The second behavior is to speak regarding something you don’t know. “Company X laid off YYYY people, shame on you!”. Why are you doing that? Do you really know why it happened? No, you don’t.

The third issue is with people sharing WIP projects on social. Finish things, and show what you are proud of. It’s OK to share that you are working on something if you are looking for help, but it’s not OK to show something incomplete hoping that someone will hire you.

Last thing, we all like humor and cynicism but if you are constantly posting just that you are not putting yourself in a good light. You can look smart and experienced at the start, but then it’s tiring.

Do this instead

  • Try to evolve your communication style and channels
  • Analyze what you post and the results you have
  • Speak always politely, be always gentle

(I wish I could follow these things myself. Unfortunately, it’s not always possible because of the context and design of certain platforms)

Is the games industry even a thing?

Over the past six months or so, the very concept of “making a career in the video game industry” has completely evaporated from my mind.
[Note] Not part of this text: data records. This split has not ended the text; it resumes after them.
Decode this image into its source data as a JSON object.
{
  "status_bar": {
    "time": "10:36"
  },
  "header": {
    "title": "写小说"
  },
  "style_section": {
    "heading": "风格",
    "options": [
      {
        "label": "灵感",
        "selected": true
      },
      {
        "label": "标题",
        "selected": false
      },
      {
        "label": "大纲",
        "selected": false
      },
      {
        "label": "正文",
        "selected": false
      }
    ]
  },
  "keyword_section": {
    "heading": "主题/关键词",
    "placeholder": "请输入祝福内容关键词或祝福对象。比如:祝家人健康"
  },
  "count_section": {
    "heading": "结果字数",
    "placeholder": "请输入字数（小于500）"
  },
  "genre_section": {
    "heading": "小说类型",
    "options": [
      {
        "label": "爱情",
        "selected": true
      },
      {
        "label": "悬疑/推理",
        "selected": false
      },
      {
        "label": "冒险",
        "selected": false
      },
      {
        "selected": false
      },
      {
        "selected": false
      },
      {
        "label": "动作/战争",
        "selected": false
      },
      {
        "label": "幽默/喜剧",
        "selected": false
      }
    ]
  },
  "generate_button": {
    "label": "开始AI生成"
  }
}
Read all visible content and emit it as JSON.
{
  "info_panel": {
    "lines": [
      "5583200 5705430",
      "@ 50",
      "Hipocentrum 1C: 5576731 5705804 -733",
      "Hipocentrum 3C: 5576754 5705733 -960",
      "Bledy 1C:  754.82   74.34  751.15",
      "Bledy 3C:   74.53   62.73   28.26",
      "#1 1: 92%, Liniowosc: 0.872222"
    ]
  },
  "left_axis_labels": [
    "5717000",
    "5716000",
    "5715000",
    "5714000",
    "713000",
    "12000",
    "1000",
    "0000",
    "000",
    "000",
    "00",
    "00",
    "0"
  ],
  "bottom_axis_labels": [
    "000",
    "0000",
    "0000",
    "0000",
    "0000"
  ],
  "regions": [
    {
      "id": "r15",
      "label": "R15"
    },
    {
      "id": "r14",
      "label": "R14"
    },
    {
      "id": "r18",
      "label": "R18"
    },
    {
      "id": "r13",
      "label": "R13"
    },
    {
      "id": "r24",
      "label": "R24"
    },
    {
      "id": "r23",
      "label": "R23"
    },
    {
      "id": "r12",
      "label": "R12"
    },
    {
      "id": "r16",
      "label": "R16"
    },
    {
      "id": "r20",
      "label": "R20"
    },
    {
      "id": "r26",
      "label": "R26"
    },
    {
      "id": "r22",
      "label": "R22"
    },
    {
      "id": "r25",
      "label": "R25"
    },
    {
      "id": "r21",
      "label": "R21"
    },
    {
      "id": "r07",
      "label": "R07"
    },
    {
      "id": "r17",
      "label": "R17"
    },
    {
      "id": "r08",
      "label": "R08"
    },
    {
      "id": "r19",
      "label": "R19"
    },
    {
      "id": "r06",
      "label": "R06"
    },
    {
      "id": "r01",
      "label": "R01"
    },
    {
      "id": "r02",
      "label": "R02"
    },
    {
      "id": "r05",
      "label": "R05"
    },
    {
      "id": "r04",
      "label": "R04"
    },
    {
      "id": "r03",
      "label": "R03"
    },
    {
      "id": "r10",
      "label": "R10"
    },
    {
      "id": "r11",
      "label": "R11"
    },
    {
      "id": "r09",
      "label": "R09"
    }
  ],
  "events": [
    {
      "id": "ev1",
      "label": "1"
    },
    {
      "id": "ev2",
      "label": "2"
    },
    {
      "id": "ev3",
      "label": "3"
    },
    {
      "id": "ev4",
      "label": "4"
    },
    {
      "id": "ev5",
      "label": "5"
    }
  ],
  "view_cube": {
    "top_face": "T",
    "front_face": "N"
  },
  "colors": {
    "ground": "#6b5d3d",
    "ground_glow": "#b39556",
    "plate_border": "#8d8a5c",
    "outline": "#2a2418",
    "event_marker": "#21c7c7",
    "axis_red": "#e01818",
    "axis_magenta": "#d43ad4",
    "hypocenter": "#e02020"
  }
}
There is no industry, because there are no guarantees or responsibilities. Whoever breaks it (for example by bargaining much more than you should) doesn’t pay. Indeed, the annual bonus is guaranteed by adjusting numbers on an Excel. Most often, numbers represent people.

The famous “industry” is nothing more than a mass of people who don’t even play video games and who create companies essentially to sell them. In the renowned “industry”, video games are almost an accident, they are not the important thing.

People who dream of video games, who study, who work their asses off, are tossed left and right like cattle. In the illusion of being able to create experiences that make other people dream. I understood this many years ago, thank God.

But it’s just an illusion, it doesn’t exist. The best thing is to do it in your small way and create your opportunities. Much safer, even if it doesn’t seem like it at first glance.

Emergency is the future

The future of games is not made of new venues to cover. With mobile phones, we covered everything. I had my students playing games while I was explaining something important for their future. Who never?

It is not made of new spending habits. Even if the crypto-bros are right, even if the people will pay for games and things to trade in bitcoins (that will never happen), this will not determine a new era. Because the future of games will be related to the gameplay itself.

The future of games will be not putting monitors closer to our eyes hoping for more engagement. VR is causing headaches, people have been trying to sell that thing for 40 years. Steve Jobs would have never produced a dive mask to go on the streets, I am sure.

So where is the future of games? Well, I don’t know. What I do know is that is always an iteration of something we already have. For instance, the f2p mobile games era (which we can say was revolutionary) was built on top of the Java apps for cellphones, promoted by NOKIA in the Nordics, mainly.

If we look at games that are successful right now, they all offer some level of emergent gameplay. Look at FPS, survival, and horror out there. Look at the top games, the ones that make billions. They all permit a certain level of things you can do if we think laterally about the mechanics. And that unleashes a series of videos and things that people enjoy.

When you think of making a game for streamers, think mainly about emergencies. Do the same when you think of a game for TikTokers. It has always been like that: people want to find in video games something different from real life. Something they cannot do. A playful space to explore. That is where the future of games lies, I am sure.